Service mesh is here to stay for the coming years. It became a class of enterprise application middleware somewhat similar to what Enterprise Service Bus (ESB) used to be for SOA over a decade ago. Istio is not the first implementation but it has much more development and marketing resources than any other service mesh toolkit. Thus it effectively becomes the reference implementation - the default choice for many business organizations. It's still the case despite the recent governance issues around the Istio project. It means that if the project is about a cloud migration, Istio will be a part of the agenda regardless of other technical justifications.
Istio is developed and promoted by a group of large service providers, primarily Google and IBM/RedHat. Their natural interests shape an "open core" model for Istio, when the core infrastructure components are open source while extra services are specific to the provider. On the other bank of the service mesh are either the same cloud providers or HashiCorp. But HashiCorp actively develops their own Consul Connect service mesh product. Hence we shouldn't expect robust and well-supported integration between Istio and external (to Kubernetes) service registries any time soon.

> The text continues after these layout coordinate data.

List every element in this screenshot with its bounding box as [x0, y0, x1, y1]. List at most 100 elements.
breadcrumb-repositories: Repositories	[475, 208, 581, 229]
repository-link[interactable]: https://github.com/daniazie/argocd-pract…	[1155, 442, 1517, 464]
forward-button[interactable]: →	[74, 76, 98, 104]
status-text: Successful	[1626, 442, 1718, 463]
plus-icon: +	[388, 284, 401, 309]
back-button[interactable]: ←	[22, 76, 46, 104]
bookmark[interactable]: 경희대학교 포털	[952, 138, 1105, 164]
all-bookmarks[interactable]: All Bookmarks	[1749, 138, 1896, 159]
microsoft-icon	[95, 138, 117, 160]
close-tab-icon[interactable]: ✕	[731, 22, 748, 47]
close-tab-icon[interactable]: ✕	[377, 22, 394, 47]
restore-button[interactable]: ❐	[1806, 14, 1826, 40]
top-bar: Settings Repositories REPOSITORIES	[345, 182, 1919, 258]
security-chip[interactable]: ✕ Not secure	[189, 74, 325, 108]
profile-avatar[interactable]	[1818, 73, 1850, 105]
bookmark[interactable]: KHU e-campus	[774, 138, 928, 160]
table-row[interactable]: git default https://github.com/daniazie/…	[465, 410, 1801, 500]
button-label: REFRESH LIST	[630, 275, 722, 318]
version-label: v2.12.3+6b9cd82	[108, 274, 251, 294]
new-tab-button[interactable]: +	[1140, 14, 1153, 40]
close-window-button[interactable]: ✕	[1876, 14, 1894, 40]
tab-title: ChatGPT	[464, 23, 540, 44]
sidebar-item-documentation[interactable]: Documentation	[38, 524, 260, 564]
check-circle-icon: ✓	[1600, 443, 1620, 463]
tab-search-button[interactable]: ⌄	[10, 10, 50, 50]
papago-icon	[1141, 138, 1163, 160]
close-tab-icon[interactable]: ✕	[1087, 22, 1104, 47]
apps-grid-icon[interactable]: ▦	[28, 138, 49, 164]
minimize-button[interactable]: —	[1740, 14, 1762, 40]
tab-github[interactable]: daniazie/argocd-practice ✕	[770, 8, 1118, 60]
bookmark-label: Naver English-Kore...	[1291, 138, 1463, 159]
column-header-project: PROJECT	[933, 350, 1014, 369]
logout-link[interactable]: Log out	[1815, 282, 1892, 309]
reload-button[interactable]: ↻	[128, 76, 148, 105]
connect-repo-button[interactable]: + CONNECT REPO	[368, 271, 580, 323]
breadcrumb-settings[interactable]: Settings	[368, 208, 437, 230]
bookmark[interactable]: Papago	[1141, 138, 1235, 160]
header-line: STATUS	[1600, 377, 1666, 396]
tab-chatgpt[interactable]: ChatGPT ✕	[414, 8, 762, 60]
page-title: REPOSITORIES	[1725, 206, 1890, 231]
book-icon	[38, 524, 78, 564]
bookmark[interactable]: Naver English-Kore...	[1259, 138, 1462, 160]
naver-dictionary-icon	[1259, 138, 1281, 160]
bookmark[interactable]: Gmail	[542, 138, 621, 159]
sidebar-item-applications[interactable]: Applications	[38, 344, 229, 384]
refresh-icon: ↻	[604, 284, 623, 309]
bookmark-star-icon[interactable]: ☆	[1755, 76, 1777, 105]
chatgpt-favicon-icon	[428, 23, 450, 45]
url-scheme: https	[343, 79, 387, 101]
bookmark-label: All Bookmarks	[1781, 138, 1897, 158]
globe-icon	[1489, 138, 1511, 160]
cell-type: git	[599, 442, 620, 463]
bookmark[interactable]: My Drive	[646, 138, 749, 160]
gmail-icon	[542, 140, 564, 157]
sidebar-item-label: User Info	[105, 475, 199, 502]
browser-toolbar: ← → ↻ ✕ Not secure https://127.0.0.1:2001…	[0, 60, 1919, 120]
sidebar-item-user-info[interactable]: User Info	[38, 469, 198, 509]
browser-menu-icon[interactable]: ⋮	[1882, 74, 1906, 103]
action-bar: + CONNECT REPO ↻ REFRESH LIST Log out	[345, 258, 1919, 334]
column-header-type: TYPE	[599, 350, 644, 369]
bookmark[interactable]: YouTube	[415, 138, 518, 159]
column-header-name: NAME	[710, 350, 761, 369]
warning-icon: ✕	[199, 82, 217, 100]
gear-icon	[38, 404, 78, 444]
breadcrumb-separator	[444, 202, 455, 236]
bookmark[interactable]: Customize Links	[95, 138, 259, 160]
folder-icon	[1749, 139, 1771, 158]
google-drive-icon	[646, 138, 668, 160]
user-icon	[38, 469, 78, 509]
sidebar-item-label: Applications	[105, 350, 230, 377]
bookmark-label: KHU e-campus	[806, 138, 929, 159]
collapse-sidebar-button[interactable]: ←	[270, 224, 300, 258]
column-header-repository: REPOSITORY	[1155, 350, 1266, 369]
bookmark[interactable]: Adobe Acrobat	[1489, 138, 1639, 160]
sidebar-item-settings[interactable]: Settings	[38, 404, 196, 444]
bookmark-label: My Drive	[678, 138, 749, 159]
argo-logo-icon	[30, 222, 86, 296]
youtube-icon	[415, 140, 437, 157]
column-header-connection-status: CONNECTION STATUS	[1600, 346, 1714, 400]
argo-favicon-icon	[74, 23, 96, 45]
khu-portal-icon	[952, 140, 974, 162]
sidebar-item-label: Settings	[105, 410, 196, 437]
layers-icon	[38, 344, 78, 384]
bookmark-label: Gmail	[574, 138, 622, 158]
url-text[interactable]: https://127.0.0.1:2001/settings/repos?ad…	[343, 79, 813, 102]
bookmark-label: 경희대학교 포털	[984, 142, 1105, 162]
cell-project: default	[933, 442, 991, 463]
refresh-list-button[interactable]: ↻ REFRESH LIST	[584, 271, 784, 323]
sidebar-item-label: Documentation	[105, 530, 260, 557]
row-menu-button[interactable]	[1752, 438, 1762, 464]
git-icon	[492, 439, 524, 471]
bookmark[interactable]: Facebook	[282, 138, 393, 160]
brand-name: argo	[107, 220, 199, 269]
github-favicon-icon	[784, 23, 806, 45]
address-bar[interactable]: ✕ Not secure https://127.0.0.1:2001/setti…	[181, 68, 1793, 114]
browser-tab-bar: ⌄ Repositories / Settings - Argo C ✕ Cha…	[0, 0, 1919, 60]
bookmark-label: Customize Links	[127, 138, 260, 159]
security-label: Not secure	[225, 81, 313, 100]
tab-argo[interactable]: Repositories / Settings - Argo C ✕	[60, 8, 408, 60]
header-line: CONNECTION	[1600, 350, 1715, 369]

So some might say, "Ok, that’s an interesting discussion, but I need to move to the cloud today, what should I do?" There are no canned answers, but rather a thought process to find a solution for the specific problem. Firstly try to simplify the problem - replace generic application components (such as DBMS) with cloud services while mitigating risks of cloud lock-in, take the opportunity to re-implement the legacy software with modern architecture, and reduce inter-component dependency by microservice design. Then, if it doesn't eliminate the issue or doesn't fit the budget - build a professional team to create an application runtime platform for the application by solving specific design problems of the application system and the business. Such a platform may holistically leverage a concert of technologies (including Istio) and make viable trade-offs. Istio is a great tool, but alone it is not a silver bullet.